The upside to all of this is that I’m probably developing a thicker skin. And I suppose a positive way to look at the very private experience of being pregnant becoming public is that many of these people are simply trying to help take care of me and my growing babies.

What would you put on the list of things you’ll never say to a pregnant woman?

No Birth Plan for You!!

I’ve seen a midwife for my gynecological care for the last 12 years or so. I have preferred their approach of treating the health of the woman, over the potential sickness. The different women I’ve seen have always taken their time to answer my questions, never rushing out of the room and have made me feel comfortable. When I envisioned myself someday giving birth, I pictured a hospital, but having a midwife coach me through. This vision was thoroughly reinforced after seeing “The Business of Being Born” and having several friends deliver healthy babies, in uneventful births with midwives by their sides.

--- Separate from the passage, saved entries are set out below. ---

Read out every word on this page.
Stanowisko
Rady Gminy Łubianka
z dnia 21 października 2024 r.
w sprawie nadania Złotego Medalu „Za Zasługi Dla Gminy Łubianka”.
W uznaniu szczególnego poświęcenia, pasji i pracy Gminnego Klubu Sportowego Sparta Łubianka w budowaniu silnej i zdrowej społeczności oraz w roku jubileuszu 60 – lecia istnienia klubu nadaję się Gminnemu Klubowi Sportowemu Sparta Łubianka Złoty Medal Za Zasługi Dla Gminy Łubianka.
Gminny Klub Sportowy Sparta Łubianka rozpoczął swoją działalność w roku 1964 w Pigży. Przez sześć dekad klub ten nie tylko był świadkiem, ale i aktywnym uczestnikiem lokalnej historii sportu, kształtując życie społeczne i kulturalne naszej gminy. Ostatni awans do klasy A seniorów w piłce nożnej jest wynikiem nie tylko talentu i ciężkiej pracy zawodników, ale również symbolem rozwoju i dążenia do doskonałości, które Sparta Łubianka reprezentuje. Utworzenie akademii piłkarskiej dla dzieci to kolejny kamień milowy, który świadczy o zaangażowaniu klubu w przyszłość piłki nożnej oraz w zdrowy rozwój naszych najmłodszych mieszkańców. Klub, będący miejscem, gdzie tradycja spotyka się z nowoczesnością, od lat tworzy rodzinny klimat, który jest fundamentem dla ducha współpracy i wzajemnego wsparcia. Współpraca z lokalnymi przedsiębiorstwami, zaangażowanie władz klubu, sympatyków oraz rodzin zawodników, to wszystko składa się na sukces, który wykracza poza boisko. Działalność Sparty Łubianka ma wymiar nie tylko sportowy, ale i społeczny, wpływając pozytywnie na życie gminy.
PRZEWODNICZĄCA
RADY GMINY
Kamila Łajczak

When we found out we were having twins, we went to see a midwife I’d seen a handful of times and who had helped me through my miscarriage. Her recommendation was to see both the OBs in the office, as well as the midwives throughout my pregnancy and that I’d be “shared” by them, most likely resulting in a birth attended (in the OR for certain) by both a CNM and OB. Last week I saw one of the OBs, and while I did feel comfortable, the difference between a midwife and OB approach is notable. I was thrown for a loop when this OB was strongly recommending that I see only the OBs in their practice. Her rationalization was that most likely, I’d end up with one of them delivering my babies, anyways, so why not start with them. She explained that a variety of scenarios are likely to arise that would require them to step in: if I had a vaginal birth and the second baby was breech, if I needed a planned or emergency c-section, or need to use forceps to avoid a c-section. Essentially, she was saying that things would have to be picture perfect for a midwife to deliver both twins start to finish.

On the one hand, I’m trying to let go of the visions I’ve had in the past of a particular kind of pregnancy, labor and child-rearing. In a way, I feel silly to not just work with the doctor who has delivered FAR more sets of twins than my midwife, and feel that I should work toward accepting the doctors will do whatever is safest for my babies and me on D-day. The other, more stubborn, feminist part of me gets upset at the idea of having a pregnancy that could be pathologized from this point forward: labeled as “high-risk” and having the OB drive the train that she desires. I’m terrified of ending up with a c-section because I went with an OB who wanted to get things over with (which, admittedly, may be an unfair judgment of all OBs), when I could have had a vaginal birth if I went with a midwife.

I’m curious to hear from others who may have been faced with this dilemma. How did you decide whether to see a midwife or an OB? Did you end up just scheduling a c-section, to avoid all the potential ups and downs of a vaginal twin delivery? Did you try for a vaginal birth with your multiples, but end up with a c-section anyways, after complications got in the way? I’d love to hear any thoughts, advice or perspectives I’m missing.